Le blog de Mgr Claude DAGENS

L'AVENIR CULTUEL ET CULTUREL DE NOS ÉGLISES ET DE L'ÉGLISE CATHOLIQUE EN FRANCE

26 Mai 2010 , Rédigé par CD Publié dans #Conférences

Conférence donnée à Lourdes, le 9 avril 2010, lors du pèlerinage des "Chrétiens élus publics", organisé par le Service pastoral d'Études politiques (SPEP), sous la responsabilité du P. Matthieu Rougé.

 

 

J’ai la joie d’être avec vous ce matin, pèlerin à Lourdes et doublement pèlerin.

            - D’abord, aujourd’hui, je participe au premier jour de votre démarche d’élus publics et, sur la demande insistante du Père Matthieu ROUGÉ, je vous parlerai de « l’avenir cultuel et culturel des églises et de l’Église catholique en France ».

            - Mais, demain et après-demain, je participerai à un autre pèlerinage : celui de mon diocèse d’Angoulême, qui commencera avec les familles et qui se poursuivra avec les jeunes, près de 600 collégiens et lycéens venant de toute la Charente sur le thème correspondant à cette année sacerdotale : « IL T’APPELLE ».

 

            Mais permettez-moi de vous dire d’emblée les deux raisons ou les deux convictions qui m’ont incité à répondre positivement à la demande du Père ROUGÉ pour vous, « Chrétiens élus publics ».

 

            - Première conviction : nous abordons incontestablement des temps nouveaux pour la vie et la présence de l’Église en France.
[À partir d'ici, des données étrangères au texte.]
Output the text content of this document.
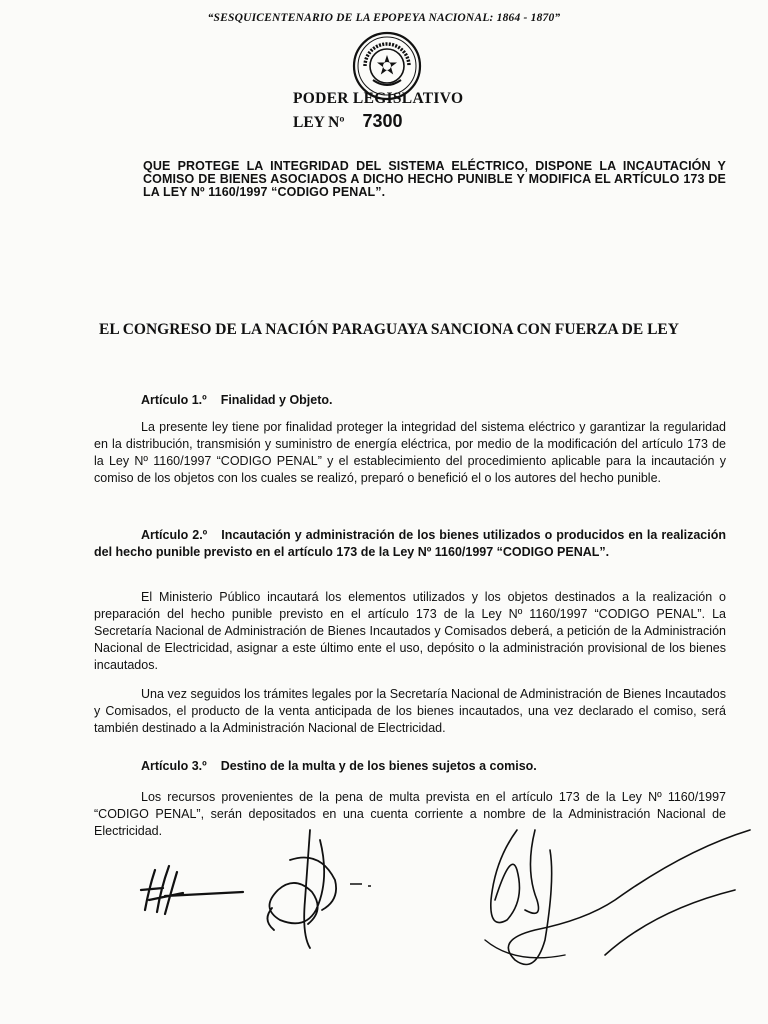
“SESQUICENTENARIO DE LA EPOPEYA NACIONAL: 1864 - 1870”
PODER LEGISLATIVO
LEY Nº 7300
QUE PROTEGE LA INTEGRIDAD DEL SISTEMA ELÉCTRICO, DISPONE LA INCAUTACIÓN Y COMISO DE BIENES ASOCIADOS A DICHO HECHO PUNIBLE Y MODIFICA EL ARTÍCULO 173 DE LA LEY Nº 1160/1997 “CODIGO PENAL”.
EL CONGRESO DE LA NACIÓN PARAGUAYA SANCIONA CON FUERZA DE LEY
Artículo 1.º Finalidad y Objeto.
La presente ley tiene por finalidad proteger la integridad del sistema eléctrico y garantizar la regularidad en la distribución, transmisión y suministro de energía eléctrica, por medio de la modificación del artículo 173 de la Ley Nº 1160/1997 “CODIGO PENAL” y el establecimiento del procedimiento aplicable para la incautación y comiso de los objetos con los cuales se realizó, preparó o benefició el o los autores del hecho punible.
Artículo 2.º Incautación y administración de los bienes utilizados o producidos en la realización del hecho punible previsto en el artículo 173 de la Ley Nº 1160/1997 “CODIGO PENAL”.
El Ministerio Público incautará los elementos utilizados y los objetos destinados a la realización o preparación del hecho punible previsto en el artículo 173 de la Ley Nº 1160/1997 “CODIGO PENAL”. La Secretaría Nacional de Administración de Bienes Incautados y Comisados deberá, a petición de la Administración Nacional de Electricidad, asignar a este último ente el uso, depósito o la administración provisional de los bienes incautados.
Una vez seguidos los trámites legales por la Secretaría Nacional de Administración de Bienes Incautados y Comisados, el producto de la venta anticipada de los bienes incautados, una vez declarado el comiso, será también destinado a la Administración Nacional de Electricidad.
Artículo 3.º Destino de la multa y de los bienes sujetos a comiso.
Los recursos provenientes de la pena de multa prevista en el artículo 173 de la Ley Nº 1160/1997 “CODIGO PENAL”, serán depositados en una cuenta corriente a nombre de la Administración Nacional de Electricidad.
Ces temps sont des temps éprouvants, en raison de l’affaiblissement évident des institutions catholiques et des critiques ou des résistances de la culture ambiante. Comment faire face à cette épreuve ? Non pas en cherchant des coupables, mais en allant aux sources de notre foi et de notre Tradition catholiques. Or il est évident que les bâtiments du culte, comme on dit, les églises nous conduisent aux sources de cette foi et de cette Tradition. À une condition, sur laquelle je reviendrai : que nous n’enfermions pas ces sources dans le passé, mais que nous leur permettions de se manifester dans ces temps qui sont les nôtres.

 

            - Et ce sont des temps éprouvants aussi pour notre société appelée à vivre des mutations considérables et accélérées, plus ou moins liées à ce que l’on appelle la crise économique, financière et sociale, et nous vivons tous ces mutations sous le signe de l’incertitude, et parfois du désenchantement, beaucoup plus que sous le signe de l’assurance sur l’avenir que nous connaissions il y a quelques années.

            Raison de plus pour nous interroger sur nos raisons communes, aussi communes que possible, de vivre ensemble dans notre société à la fois dure et fragile. Or il me semble que, paradoxalement, nos églises nous appellent, à leur manière, à reconnaître et à cultiver ces raisons communes, parce qu’elles font partie d’une histoire et d’une mémoire communes, même si cela n’est pas toujours reconnu.

            Mais une telle affirmation implique de ma part un jugement de valeur sur les effets de ce que l’on appelle la sécularisation : je me situe à cet égard du côté du philosophe Marcel GAUCHET, dont je vous recommande la lecture, surtout lorsqu’il montre que les traditions religieuses, et en particulier la tradition catholique, sont aujourd’hui avant tout ignorées, plutôt que rejetées. Raison de plus pour nous manifester nous-mêmes comme chrétiens de l’intérieur de ces traditions, non pas pour les imposer à tous, mais pour les inscrire à frais nouveaux dans le tissu de notre société sécularisée et pluraliste.